Dichromatic staining for nuclear pituitary TFs may contribute to improved PiTNET diagnosis. “[For example,] in gonadotrophic tumour, SF-1 shows a distinct staining pattern, but cytoplasmic follicle-stimulating hormone [FSH] reveals a scarce and scanty pattern,” Woo explained. [Endocr Pathol 2022;33:6-26] “If only IHC staining for FSH is performed, NF-PiTNETs may be misclassified as null cell tumour [ie, PiTNETs expressing neither hormone nor TF].”

Of note, NF-PiTNETs with TPIT lineage and null cell adenoma are recognized as aggressive and invasive PiTNET subtypes. In contrast, the SF-1 lineage may be associated with favourable outcomes, such as higher rates of gross total resection, as well as less invasive and recurrent disease. [Acta Neurochir (Wien) 2021;163:3143-3154; Endocr Pathol 2015;26:63-70; Neurosurg Focus 2020;48:E13]

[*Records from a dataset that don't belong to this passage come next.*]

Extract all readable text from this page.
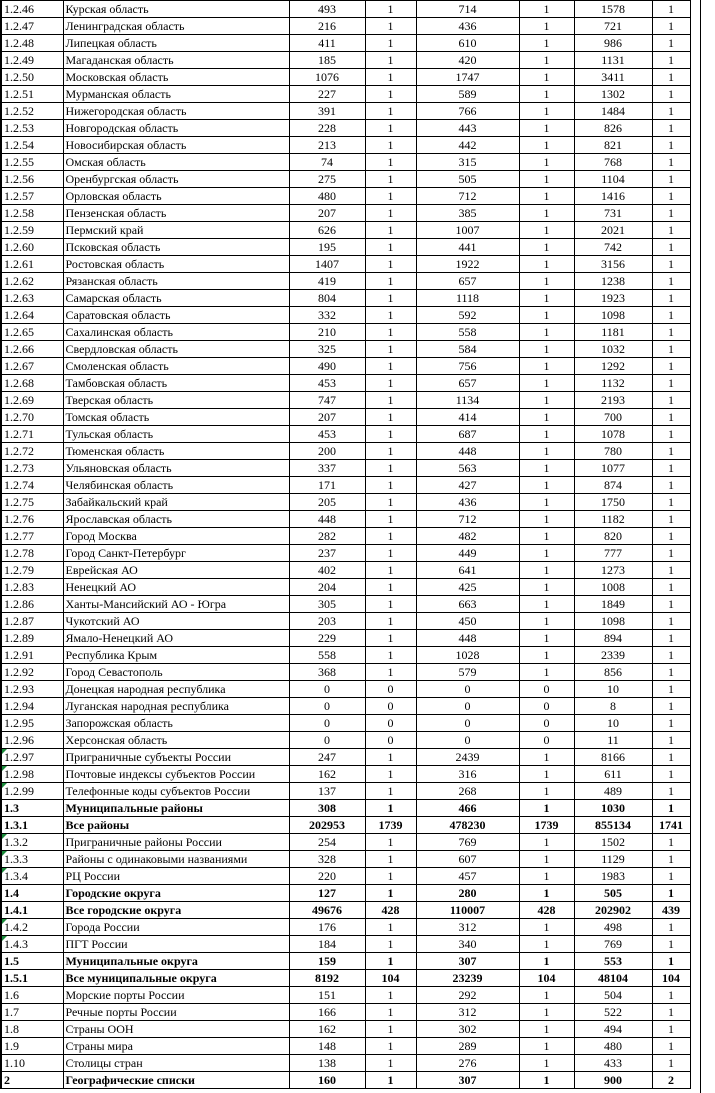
1.2.46	Курская область	493	1	714	1	1578	1
1.2.47	Ленинградская область	216	1	436	1	721	1
1.2.48	Липецкая область	411	1	610	1	986	1
1.2.49	Магаданская область	185	1	420	1	1131	1
1.2.50	Московская область	1076	1	1747	1	3411	1
1.2.51	Мурманская область	227	1	589	1	1302	1
1.2.52	Нижегородская область	391	1	766	1	1484	1
1.2.53	Новгородская область	228	1	443	1	826	1
1.2.54	Новосибирская область	213	1	442	1	821	1
1.2.55	Омская область	74	1	315	1	768	1
1.2.56	Оренбургская область	275	1	505	1	1104	1
1.2.57	Орловская область	480	1	712	1	1416	1
1.2.58	Пензенская область	207	1	385	1	731	1
1.2.59	Пермский край	626	1	1007	1	2021	1
1.2.60	Псковская область	195	1	441	1	742	1
1.2.61	Ростовская область	1407	1	1922	1	3156	1
1.2.62	Рязанская область	419	1	657	1	1238	1
1.2.63	Самарская область	804	1	1118	1	1923	1
1.2.64	Саратовская область	332	1	592	1	1098	1
1.2.65	Сахалинская область	210	1	558	1	1181	1
1.2.66	Свердловская область	325	1	584	1	1032	1
1.2.67	Смоленская область	490	1	756	1	1292	1
1.2.68	Тамбовская область	453	1	657	1	1132	1
1.2.69	Тверская область	747	1	1134	1	2193	1
1.2.70	Томская область	207	1	414	1	700	1
1.2.71	Тульская область	453	1	687	1	1078	1
1.2.72	Тюменская область	200	1	448	1	780	1
1.2.73	Ульяновская область	337	1	563	1	1077	1
1.2.74	Челябинская область	171	1	427	1	874	1
1.2.75	Забайкальский край	205	1	436	1	1750	1
1.2.76	Ярославская область	448	1	712	1	1182	1
1.2.77	Город Москва	282	1	482	1	820	1
1.2.78	Город Санкт-Петербург	237	1	449	1	777	1
1.2.79	Еврейская АО	402	1	641	1	1273	1
1.2.83	Ненецкий АО	204	1	425	1	1008	1
1.2.86	Ханты-Мансийский АО - Югра	305	1	663	1	1849	1
1.2.87	Чукотский АО	203	1	450	1	1098	1
1.2.89	Ямало-Ненецкий АО	229	1	448	1	894	1
1.2.91	Республика Крым	558	1	1028	1	2339	1
1.2.92	Город Севастополь	368	1	579	1	856	1
1.2.93	Донецкая народная республика	0	0	0	0	10	1
1.2.94	Луганская народная республика	0	0	0	0	8	1
1.2.95	Запорожская область	0	0	0	0	10	1
1.2.96	Херсонская область	0	0	0	0	11	1
1.2.97	Приграничные субъекты России	247	1	2439	1	8166	1
1.2.98	Почтовые индексы субъектов России	162	1	316	1	611	1
1.2.99	Телефонные коды субъектов России	137	1	268	1	489	1
1.3	Муниципальные районы	308	1	466	1	1030	1
1.3.1	Все районы	202953	1739	478230	1739	855134	1741
1.3.2	Приграничные районы России	254	1	769	1	1502	1
1.3.3	Районы с одинаковыми названиями	328	1	607	1	1129	1
1.3.4	РЦ России	220	1	457	1	1983	1
1.4	Городские округа	127	1	280	1	505	1
1.4.1	Все городские округа	49676	428	110007	428	202902	439
1.4.2	Города России	176	1	312	1	498	1
1.4.3	ПГТ России	184	1	340	1	769	1
1.5	Муниципальные округа	159	1	307	1	553	1
1.5.1	Все муниципальные округа	8192	104	23239	104	48104	104
1.6	Морские порты России	151	1	292	1	504	1
1.7	Речные порты России	166	1	312	1	522	1
1.8	Страны ООН	162	1	302	1	494	1
1.9	Страны мира	148	1	289	1	480	1
1.10	Столицы стран	138	1	276	1	433	1
2	Географические списки	160	1	307	1	900	2
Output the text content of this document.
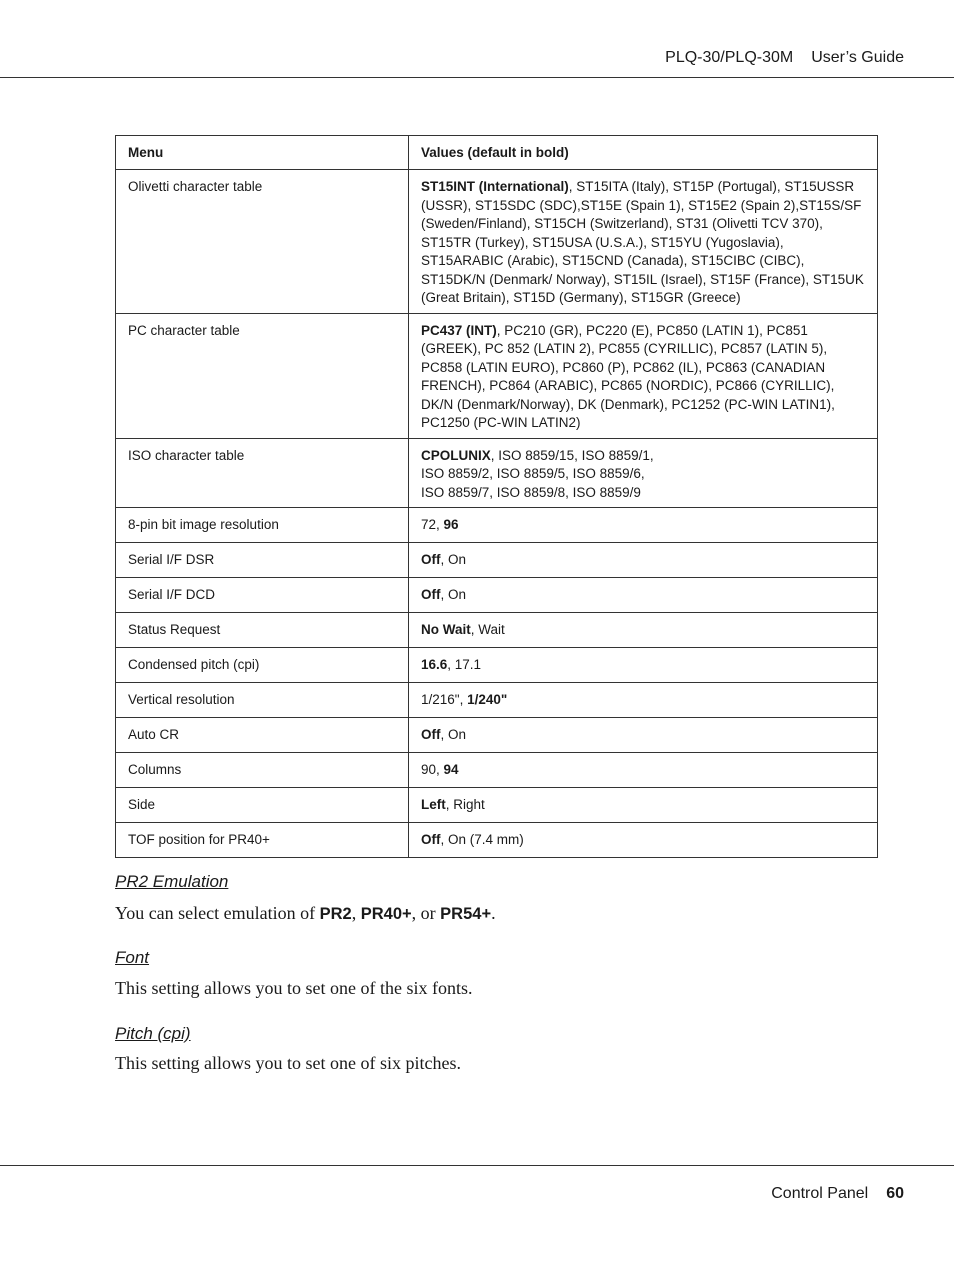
PLQ-30/PLQ-30M User’s Guide
Menu	Values (default in bold)
Olivetti character table	ST15INT (International), ST15ITA (Italy), ST15P (Portugal), ST15USSR (USSR), ST15SDC (SDC),ST15E (Spain 1), ST15E2 (Spain 2),ST15S/SF (Sweden/Finland), ST15CH (Switzerland), ST31 (Olivetti TCV 370), ST15TR (Turkey), ST15USA (U.S.A.), ST15YU (Yugoslavia), ST15ARABIC (Arabic), ST15CND (Canada), ST15CIBC (CIBC), ST15DK/N (Denmark/ Norway), ST15IL (Israel), ST15F (France), ST15UK (Great Britain), ST15D (Germany), ST15GR (Greece)
PC character table	PC437 (INT), PC210 (GR), PC220 (E), PC850 (LATIN 1), PC851 (GREEK), PC 852 (LATIN 2), PC855 (CYRILLIC), PC857 (LATIN 5), PC858 (LATIN EURO), PC860 (P), PC862 (IL), PC863 (CANADIAN FRENCH), PC864 (ARABIC), PC865 (NORDIC), PC866 (CYRILLIC), DK/N (Denmark/Norway), DK (Denmark), PC1252 (PC-WIN LATIN1), PC1250 (PC-WIN LATIN2)
ISO character table	CPOLUNIX, ISO 8859/15, ISO 8859/1,
ISO 8859/2, ISO 8859/5, ISO 8859/6,
ISO 8859/7, ISO 8859/8, ISO 8859/9
8-pin bit image resolution	72, 96
Serial I/F DSR	Off, On
Serial I/F DCD	Off, On
Status Request	No Wait, Wait
Condensed pitch (cpi)	16.6, 17.1
Vertical resolution	1/216", 1/240"
Auto CR	Off, On
Columns	90, 94
Side	Left, Right
TOF position for PR40+	Off, On (7.4 mm)
PR2 Emulation
You can select emulation of PR2, PR40+, or PR54+.
Font
This setting allows you to set one of the six fonts.
Pitch (cpi)
This setting allows you to set one of six pitches.
Control Panel 60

“Our analysis also revealed increased rates of invasive tumours in NF-PiTNETs with TPIT lineage [odds ratios (OR), 4.3; p=0.04] vs other distinct lineages. SF-1 lineage was associated with higher complete resection rate [OR, 2.6; p=0.037], with better disease-free survival,” Woo reported.

“In NF-PiTNETs without distinct lineage, less complete resection was achieved [OR, 0.3; p=0.036] and higher rates of recurrent or residual disease were found [hazard ratio; 3.02; p=0.002] vs tumours with distinct lineages,” she continued. “With accurate classification of PiTNETs, particularly after complete resection, prognostication and clinical management can be further improved.”

For accurate and cost-effective PiTNET diagnosis, an Australian team has proposed an algorithm that omits hormone IHC in SF-1–positive or TPIT-positive samples. However, hormone IHC is still required in those with Pit-1 positivity. In the study cohort (n=113), this algorithm demonstrated 100 percent concordance with the gold standard (ie, a full panel of hormone and TF IHC), with the lowest average number of immunostains and lowest average cost vs other algorithms. [Pituitary 2022;25:997-1003]

“While establishment of diagnostic algorithm is ongoing, this study can be a potential diagnostic model for PiTNETs,” Woo commented.